Once the case of government trampling civil liberties is demonstrated to be an obnoxious fiction, the critics tend to fall back on challenging the notion that its surveillance measures even foil the country’s enemies. After all, we are knowingly assured, the enemy already understood the danger of placing calls. This argument has gained a surprising amount of traction given the obvious flaw in its reasoning. A moment’s thought should tell us that if we, an informed citizenry, didn’t know about the details of such operations, our enemies probably didn’t know either.
This argument calls to mind the deceitful habit cultivated by detractors of America’s post-September 11 regime of enhanced interrogation. They frequently insisted that “torture” was not merely immoral; it was ineffective. At times it seemed as if they could not mount a case against it if it were proven to yield benefits to American security. The suggestion that Snowden ever exposed wrongdoing is at least tenable, if not compelling. What strains credulity is that his imprudent action has not done real harm to American security. The ability to hinder terrorists’ communications is a vital American advantage in a war where the asymmetric benefits so often reside on the other side.
At this point one simply has to reiterate the initial questions: To justify Snowden’s wanton disregard for democratic procedure, what laws were ever shown to have been broken? What liberties were violated? This is what Snowden’s defenders—or, if you like, defenders of the act of bringing these classified materials to light—have never adequately explained. Indeed, this is what they have doggedly refused to answer. And for good reason. In the vast labyrinth of the American security state, there are numerous possibilities of illegal activity being brought to light.
And yet even at this late date, not a shred of evidence has been produced suggesting chronic abuse, let alone law-breaking, by the NSA. Even if there were such evidence, there is an established and credible process in place to reform government intelligence gathering techniques without arbitrarily leaking classified information—a process that Snowden shows no sign of having availed himself.

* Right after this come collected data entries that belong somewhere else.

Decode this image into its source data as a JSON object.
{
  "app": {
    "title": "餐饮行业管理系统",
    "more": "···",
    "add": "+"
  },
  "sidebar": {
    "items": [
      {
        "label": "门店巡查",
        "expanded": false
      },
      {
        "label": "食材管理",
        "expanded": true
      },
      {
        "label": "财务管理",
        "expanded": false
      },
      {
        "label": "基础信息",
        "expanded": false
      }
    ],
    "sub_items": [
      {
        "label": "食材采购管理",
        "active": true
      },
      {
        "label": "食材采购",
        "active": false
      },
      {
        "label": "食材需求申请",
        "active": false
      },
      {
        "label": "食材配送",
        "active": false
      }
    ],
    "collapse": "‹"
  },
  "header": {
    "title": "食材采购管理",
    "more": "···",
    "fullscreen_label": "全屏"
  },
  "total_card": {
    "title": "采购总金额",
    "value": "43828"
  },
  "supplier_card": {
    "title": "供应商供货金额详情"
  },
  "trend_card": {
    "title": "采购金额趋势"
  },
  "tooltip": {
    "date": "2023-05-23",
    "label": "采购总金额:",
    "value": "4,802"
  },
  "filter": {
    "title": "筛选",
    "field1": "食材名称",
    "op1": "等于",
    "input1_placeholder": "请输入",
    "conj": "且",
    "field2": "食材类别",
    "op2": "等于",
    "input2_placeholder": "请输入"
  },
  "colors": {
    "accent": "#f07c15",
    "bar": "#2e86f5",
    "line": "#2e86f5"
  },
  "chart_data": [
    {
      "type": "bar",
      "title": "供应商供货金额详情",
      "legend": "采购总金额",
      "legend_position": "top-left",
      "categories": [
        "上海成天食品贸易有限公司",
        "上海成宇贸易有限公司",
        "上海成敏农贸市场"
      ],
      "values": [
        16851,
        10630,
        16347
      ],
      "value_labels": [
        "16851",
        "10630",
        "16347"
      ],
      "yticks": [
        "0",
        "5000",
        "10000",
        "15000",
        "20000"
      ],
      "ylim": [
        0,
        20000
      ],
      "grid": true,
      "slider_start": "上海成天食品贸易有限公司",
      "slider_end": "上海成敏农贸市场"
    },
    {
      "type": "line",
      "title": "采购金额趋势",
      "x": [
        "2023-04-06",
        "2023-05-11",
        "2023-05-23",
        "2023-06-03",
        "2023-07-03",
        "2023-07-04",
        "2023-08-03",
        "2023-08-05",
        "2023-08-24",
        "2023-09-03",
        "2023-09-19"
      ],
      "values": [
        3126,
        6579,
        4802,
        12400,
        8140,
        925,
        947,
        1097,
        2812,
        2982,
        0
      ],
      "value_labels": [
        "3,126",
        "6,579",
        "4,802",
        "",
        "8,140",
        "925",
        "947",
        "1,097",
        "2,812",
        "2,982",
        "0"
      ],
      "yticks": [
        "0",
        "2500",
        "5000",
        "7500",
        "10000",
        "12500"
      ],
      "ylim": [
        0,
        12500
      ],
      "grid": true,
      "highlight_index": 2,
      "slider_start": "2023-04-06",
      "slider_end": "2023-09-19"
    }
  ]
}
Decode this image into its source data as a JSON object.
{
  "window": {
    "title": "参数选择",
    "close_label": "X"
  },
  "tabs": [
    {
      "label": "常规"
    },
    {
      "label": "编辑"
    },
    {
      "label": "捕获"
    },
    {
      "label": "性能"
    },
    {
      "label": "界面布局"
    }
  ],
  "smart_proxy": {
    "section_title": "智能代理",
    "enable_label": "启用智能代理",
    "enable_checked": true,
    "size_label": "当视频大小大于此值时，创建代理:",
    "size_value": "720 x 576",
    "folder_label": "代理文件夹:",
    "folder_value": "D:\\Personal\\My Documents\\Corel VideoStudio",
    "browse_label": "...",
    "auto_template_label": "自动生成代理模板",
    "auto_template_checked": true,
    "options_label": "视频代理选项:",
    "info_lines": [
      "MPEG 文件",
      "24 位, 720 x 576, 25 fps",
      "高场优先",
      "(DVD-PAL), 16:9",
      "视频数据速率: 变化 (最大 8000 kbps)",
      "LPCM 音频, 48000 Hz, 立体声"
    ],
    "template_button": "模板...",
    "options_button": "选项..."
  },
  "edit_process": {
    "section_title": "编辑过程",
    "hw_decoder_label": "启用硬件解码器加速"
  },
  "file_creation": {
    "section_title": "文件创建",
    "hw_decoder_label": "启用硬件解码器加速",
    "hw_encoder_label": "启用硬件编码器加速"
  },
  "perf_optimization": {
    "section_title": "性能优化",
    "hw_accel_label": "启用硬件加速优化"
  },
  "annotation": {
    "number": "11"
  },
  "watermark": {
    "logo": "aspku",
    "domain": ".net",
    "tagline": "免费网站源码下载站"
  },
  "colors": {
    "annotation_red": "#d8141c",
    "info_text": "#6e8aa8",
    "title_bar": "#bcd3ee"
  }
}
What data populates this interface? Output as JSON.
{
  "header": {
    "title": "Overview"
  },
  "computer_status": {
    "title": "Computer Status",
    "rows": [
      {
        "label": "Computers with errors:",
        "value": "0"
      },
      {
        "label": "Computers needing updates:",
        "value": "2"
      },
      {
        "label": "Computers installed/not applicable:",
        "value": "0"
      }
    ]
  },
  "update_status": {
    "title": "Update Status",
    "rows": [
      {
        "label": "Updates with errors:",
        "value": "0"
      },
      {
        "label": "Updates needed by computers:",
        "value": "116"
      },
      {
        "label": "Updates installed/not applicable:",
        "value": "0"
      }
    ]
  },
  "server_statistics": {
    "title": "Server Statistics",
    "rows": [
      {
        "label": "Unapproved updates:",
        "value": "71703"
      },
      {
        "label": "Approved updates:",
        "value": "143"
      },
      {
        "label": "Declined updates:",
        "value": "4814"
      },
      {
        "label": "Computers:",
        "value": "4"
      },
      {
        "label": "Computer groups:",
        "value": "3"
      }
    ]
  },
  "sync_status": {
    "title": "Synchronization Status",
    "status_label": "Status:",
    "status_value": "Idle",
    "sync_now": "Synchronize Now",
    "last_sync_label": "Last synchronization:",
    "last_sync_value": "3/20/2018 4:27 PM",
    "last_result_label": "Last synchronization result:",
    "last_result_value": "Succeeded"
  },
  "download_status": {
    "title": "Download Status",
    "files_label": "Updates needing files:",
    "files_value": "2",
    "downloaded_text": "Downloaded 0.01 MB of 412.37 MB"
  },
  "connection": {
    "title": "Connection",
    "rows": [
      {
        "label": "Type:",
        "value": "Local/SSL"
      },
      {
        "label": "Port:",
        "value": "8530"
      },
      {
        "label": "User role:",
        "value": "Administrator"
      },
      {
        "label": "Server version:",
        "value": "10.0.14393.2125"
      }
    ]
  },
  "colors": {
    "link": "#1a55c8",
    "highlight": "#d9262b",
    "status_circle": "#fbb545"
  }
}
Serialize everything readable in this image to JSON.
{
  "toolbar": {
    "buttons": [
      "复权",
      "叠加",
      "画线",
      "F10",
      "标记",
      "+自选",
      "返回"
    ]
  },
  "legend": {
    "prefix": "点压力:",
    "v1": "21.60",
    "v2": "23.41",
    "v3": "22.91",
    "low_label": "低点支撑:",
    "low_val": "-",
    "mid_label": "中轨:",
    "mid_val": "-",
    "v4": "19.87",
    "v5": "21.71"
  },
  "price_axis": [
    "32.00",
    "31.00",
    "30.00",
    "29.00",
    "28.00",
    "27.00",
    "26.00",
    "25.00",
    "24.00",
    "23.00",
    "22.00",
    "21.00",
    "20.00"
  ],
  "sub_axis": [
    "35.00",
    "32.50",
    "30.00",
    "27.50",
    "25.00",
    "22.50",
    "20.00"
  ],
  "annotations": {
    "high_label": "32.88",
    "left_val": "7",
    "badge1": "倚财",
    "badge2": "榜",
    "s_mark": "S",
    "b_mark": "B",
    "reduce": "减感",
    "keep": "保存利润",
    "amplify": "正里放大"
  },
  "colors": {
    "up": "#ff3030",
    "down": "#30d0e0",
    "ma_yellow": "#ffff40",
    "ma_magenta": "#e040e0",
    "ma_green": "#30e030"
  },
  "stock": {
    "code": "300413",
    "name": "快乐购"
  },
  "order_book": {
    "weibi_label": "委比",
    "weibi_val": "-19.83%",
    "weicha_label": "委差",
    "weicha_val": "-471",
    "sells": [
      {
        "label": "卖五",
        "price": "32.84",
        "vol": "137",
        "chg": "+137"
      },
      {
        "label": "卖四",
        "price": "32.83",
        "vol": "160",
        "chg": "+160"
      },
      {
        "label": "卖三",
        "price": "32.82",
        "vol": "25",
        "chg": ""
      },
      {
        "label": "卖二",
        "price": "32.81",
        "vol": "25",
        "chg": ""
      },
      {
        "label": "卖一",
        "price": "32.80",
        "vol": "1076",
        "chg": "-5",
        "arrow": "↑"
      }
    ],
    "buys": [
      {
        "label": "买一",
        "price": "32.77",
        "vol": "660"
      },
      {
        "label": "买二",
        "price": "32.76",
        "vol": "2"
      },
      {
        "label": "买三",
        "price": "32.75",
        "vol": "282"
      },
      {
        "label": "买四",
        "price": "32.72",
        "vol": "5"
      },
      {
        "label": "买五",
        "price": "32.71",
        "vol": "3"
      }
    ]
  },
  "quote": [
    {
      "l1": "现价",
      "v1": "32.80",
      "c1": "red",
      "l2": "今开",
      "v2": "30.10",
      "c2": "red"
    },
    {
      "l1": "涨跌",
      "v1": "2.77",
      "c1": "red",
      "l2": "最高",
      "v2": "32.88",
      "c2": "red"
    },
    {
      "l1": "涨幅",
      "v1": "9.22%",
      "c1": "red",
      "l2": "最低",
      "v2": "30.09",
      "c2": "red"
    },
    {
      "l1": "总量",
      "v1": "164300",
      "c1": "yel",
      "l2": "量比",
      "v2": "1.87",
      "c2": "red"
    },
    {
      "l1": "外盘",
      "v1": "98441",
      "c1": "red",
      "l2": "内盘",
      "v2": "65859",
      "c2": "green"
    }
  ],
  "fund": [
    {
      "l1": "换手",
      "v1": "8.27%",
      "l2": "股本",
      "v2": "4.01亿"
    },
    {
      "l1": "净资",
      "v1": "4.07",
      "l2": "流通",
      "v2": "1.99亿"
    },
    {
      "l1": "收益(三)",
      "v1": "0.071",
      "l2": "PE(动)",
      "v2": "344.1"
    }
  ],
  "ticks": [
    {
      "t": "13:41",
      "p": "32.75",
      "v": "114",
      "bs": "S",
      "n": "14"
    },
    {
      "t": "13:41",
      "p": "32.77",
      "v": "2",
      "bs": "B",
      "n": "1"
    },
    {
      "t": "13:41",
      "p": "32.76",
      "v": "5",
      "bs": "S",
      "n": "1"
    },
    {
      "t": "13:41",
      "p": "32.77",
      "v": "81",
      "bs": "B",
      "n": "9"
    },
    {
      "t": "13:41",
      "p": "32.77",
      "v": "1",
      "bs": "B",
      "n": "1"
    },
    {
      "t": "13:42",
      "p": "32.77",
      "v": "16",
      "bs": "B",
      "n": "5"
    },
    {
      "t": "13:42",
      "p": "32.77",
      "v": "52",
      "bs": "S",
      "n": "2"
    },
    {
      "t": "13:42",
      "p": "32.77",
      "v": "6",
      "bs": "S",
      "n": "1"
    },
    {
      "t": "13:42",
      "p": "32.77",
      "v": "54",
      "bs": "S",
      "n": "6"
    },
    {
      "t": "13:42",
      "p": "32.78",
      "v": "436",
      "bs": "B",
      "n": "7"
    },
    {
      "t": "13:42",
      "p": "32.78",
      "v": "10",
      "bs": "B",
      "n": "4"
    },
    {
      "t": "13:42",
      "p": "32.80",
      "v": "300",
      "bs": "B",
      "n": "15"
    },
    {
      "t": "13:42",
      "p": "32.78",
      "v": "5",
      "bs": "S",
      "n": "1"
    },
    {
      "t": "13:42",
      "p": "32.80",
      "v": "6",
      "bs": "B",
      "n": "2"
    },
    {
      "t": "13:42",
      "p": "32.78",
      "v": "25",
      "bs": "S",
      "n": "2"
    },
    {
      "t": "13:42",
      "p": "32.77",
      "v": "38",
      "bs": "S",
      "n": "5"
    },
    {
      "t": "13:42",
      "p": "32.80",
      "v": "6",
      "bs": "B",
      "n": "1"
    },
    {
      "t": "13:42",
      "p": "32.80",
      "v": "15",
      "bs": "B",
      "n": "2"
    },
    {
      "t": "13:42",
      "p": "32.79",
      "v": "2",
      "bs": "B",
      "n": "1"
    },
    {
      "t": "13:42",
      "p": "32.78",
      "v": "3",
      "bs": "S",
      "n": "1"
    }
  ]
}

Anyone who recalls this sordid affair will not fail to notice the cavalier contempt for authority that propelled Snowden to splash his ill-gotten goods onto the world stage has been replicated every day of the Trump administration. (At least once, this happened literally, when Trump disclosed high-level U.S. secrets to the Russian foreign minister in the Oval Office.) It is this exercise in “mere will and pleasure” that most urgently needs to be ruled out of court—the court of public opinion. If the president decides to grant him a pardon anyway, in open defiance of the spirit of his executive authority, it will not be the least of reasons for the American public to turn him out of office this November.